Aerial of old Soldier Field, former home of the Chicago Bears

Chicago, IL

Home of the Chicago Bears, Soldier Field was once the oldest stadium in the NFL. To honor World War I veterans in 1919, plans were developed for a new stadium. Construction began on the stadium in 1922 and was completed by 1928. Opening for the stadium, that was originally called Municipal Grant Park Stadium, came on October 9, 1924. Less than one year later the stadium was renamed Soldier Field and was officially dedicated on November 27, 1926. The stadium was modeled after ancient Greek and Roman stadiums. The most distinctive feature of Soldier Field was the pair of systole colonnades perched along the parallel east and west sides. Each colonnade, flanked by tetrastyle temples, was formed by a double row of 32 columns. Soldier Field could host many events from football to bike racing. When the stadium was finally completed it had a capacity of near 74,000 and was in the shape of a U. Additional seating could be added along the interior field, upper promenades and on the large, open field and terrace beyond the north endzone, bringing the capacity to over 100,000. In 1939, the north end of the stadium was closed off, with the addition of the Chicago Park District’s headquarters. The largest crowd for any event at Soldier Field was 260,000 on Sept. 8, 1954 for the religious Marian Year Tribute.
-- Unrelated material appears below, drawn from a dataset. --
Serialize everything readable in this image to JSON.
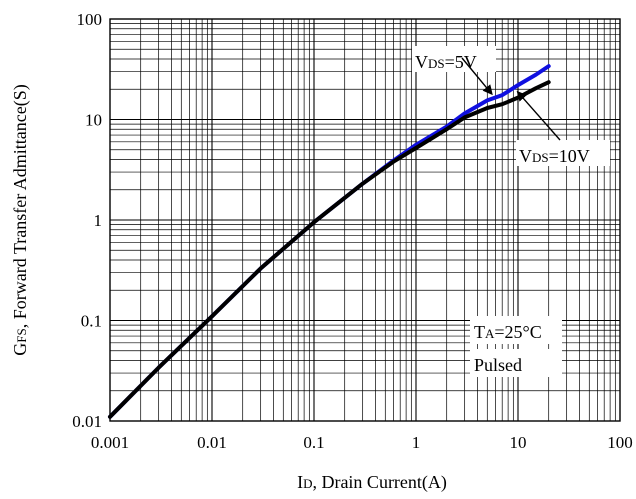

From the Chicago Bears inception in the early 1920s until 1970, the team played at Wrigley Field, home of the Chicago Cubs. After the 1970 season, the team decided to move to Soldier Field. On September 19, 1971 the Bears played their first game at Soldier Field. The capacity of the stadium was reduced to 57,000 to bring fans closer to the field. In 1978, Astroturf replaced the natural grass field and the seating areas were rebuilt. By 1981, additional seating was added bringing the capacity to 66,000. New luxury suites, a press box and a video/scoreboard were also added. In 1988, the Astroturf was replaced by natural grass and 56 luxury suites were added to Soldier Field. In 2000, the Bears announced that Soldier Field would be completely renovated and expanded as part of Chicago’s Lakefront Improvement Plan. As part of a $365 million reconstruction project, the majority of Soldier Field was demolished with the exception of the exterior. While Soldier Field was reconstructed the Bears played at Memorial Stadium in Champaign, IL throughout the 2002 season. The new Soldier Field has around 66,000 seats in several tiers, overall improved seating, better sightlines, an enlarged concourse, two 96-foot-by-23-foot video-boards, 8,000 club seats and 133 luxury suites. To preserve Soldier Field, the classic colonnades were saved intact as a lasting monument to Soldier Field’s glorious past and a 250-foot granite-wall sculpture serves as a memorial to the men and women who served in the armed forces. Fans are able to walk among the colonnades and the horseshoe promenade. The Bears moved back into the new Soldier Field in time for the 2003 NFL season.